Mathematically, it is defined as
\[I(X;Y)=D_{KL}\left(P_{(X,Y)}||P_X \otimes P_Y\right)\]
in which \(D_{(KL)}\) is the Kullback-Leibler divergence or relative entropy, which measures how different two probability distributions are, and is calculated as
\[D_{KL}(P||Q)=\sum_{x\in \mathcal X} P(x) \log\left(\frac{P(x)}{Q(x)} \right)\]
which can be interpreted as the expected excess surprise from using \(Q\) as a model instead of \(P.\)
In the context of probability distributions, the tensor product of two distributions \(P_X\) and \(P_Y,\) denoted as \(P_X \otimes P_Y)\) creates a joint distribution that assumes \(X\) and \(Y\) are independent. Therefore it is just the product of of the marginal distributions of the random variables in question.
The symbol \(\parallel\) just means “parallel” and it is used for the entries of the distribution that are the input for \(D_{KL}\).

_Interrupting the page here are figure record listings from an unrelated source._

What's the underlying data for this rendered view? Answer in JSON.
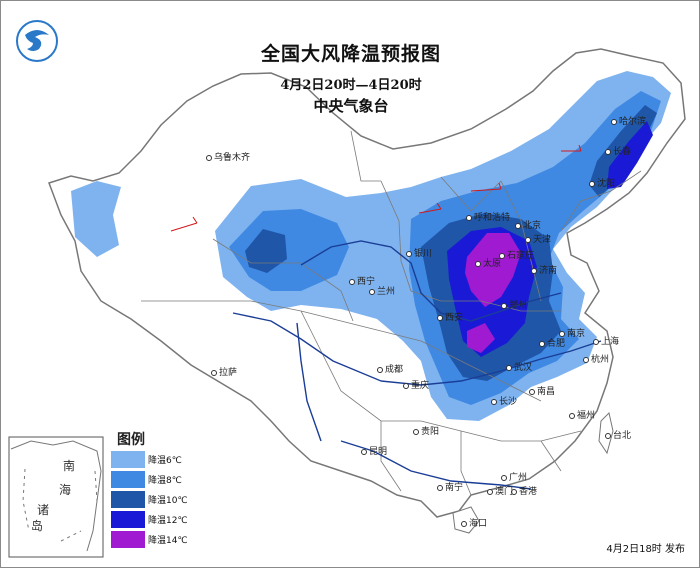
{
  "title": "全国大风降温预报图",
  "period": "4月2日20时—4日20时",
  "agency": "中央气象台",
  "issued": "4月2日18时 发布",
  "legend": {
    "title": "图例",
    "items": [
      {
        "label": "降温6℃",
        "color": "#7fb3ef"
      },
      {
        "label": "降温8℃",
        "color": "#3f89e3"
      },
      {
        "label": "降温10℃",
        "color": "#1f56a8"
      },
      {
        "label": "降温12℃",
        "color": "#1a1ad6"
      },
      {
        "label": "降温14℃",
        "color": "#a01ad2"
      }
    ]
  },
  "cities": {
    "urumqi": "乌鲁木齐",
    "lhasa": "拉萨",
    "xining": "西宁",
    "lanzhou": "兰州",
    "yinchuan": "银川",
    "hohhot": "呼和浩特",
    "beijing": "北京",
    "tianjin": "天津",
    "shijiazhuang": "石家庄",
    "taiyuan": "太原",
    "jinan": "济南",
    "zhengzhou": "郑州",
    "xian": "西安",
    "hefei": "合肥",
    "nanjing": "南京",
    "shanghai": "上海",
    "hangzhou": "杭州",
    "wuhan": "武汉",
    "changsha": "长沙",
    "nanchang": "南昌",
    "chengdu": "成都",
    "chongqing": "重庆",
    "guiyang": "贵阳",
    "kunming": "昆明",
    "nanning": "南宁",
    "guangzhou": "广州",
    "hongkong": "香港",
    "macau": "澳门",
    "haikou": "海口",
    "taipei": "台北",
    "fuzhou": "福州",
    "harbin": "哈尔滨",
    "changchun": "长春",
    "shenyang": "沈阳"
  },
  "inset": {
    "sea1": "南",
    "sea2": "海",
    "isl1": "诸",
    "isl2": "岛"
  }
}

Equivalently, mutual information can be expressed as
\[I(X;Y)=H(X,Y) - H(X\vert Y) - H(Y\vert X)\]
For Gaussian r.v.’s if \(\mathbf{x} = [X_{1}, X_{2}]\) follows a bivariate Gaussian distribution, with mean vector \(\mathbf{0},\) unit variance for both variables and a correlation coefficient \(\rho\), we write the pdf as:
\[f_X(\bf x)= \frac{1}{2\pi\vert \Sigma \vert^{1/2}}\exp\left[-1/2 \left( \bf x^\top\Sigma^{-1}\bf x\right)\right]\]
with \(\Sigma =\begin{bmatrix}1&\rho\\\rho& 1\end{bmatrix}\)

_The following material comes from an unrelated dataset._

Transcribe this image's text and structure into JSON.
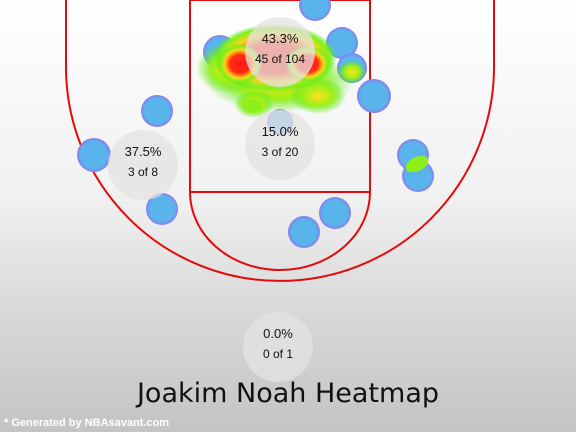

The entropy of the Gaussian is
\[H(x)=1/2 \log(2\pi e)\]
with \[H(X,Y)= 1/2 \log\left((2\pi e)^2(1-\rho^2)\right)\]
And hence the MI is
\[I(X;Y) = -1/2\log(1-\rho^2)\]
This is explained here.
Since \(\rho\) is in the equation we can plot MI as a function of correlation
rho <- seq(-1,1,0.001)
mi <- -1/2 * log(1- rho^2)
plot(rho, mi, type='l')
As can be clearly seen, the amount of information that we get about one random variable when we observe the other increases slowly at first and then much, much faster around \(\rho = \pm 0.8\) and then even more significantly around \(\rho = \pm 0.9.\) When \(\rho =\pm 1\) the amount of information tends to infinity – if random variables are perfectly correlated then we know everything about one of them by observing the other one.
This is consistent with Taleb’s presentation on YouTube and in Fooled by Correlation: Common Misinterpretations in Social “Science”. He says that a correlation of \(0.5\) is closer to \(0\) than \(1.\)
NOTE: These are tentative notes on different topics for personal use - expect mistakes and misunderstandings.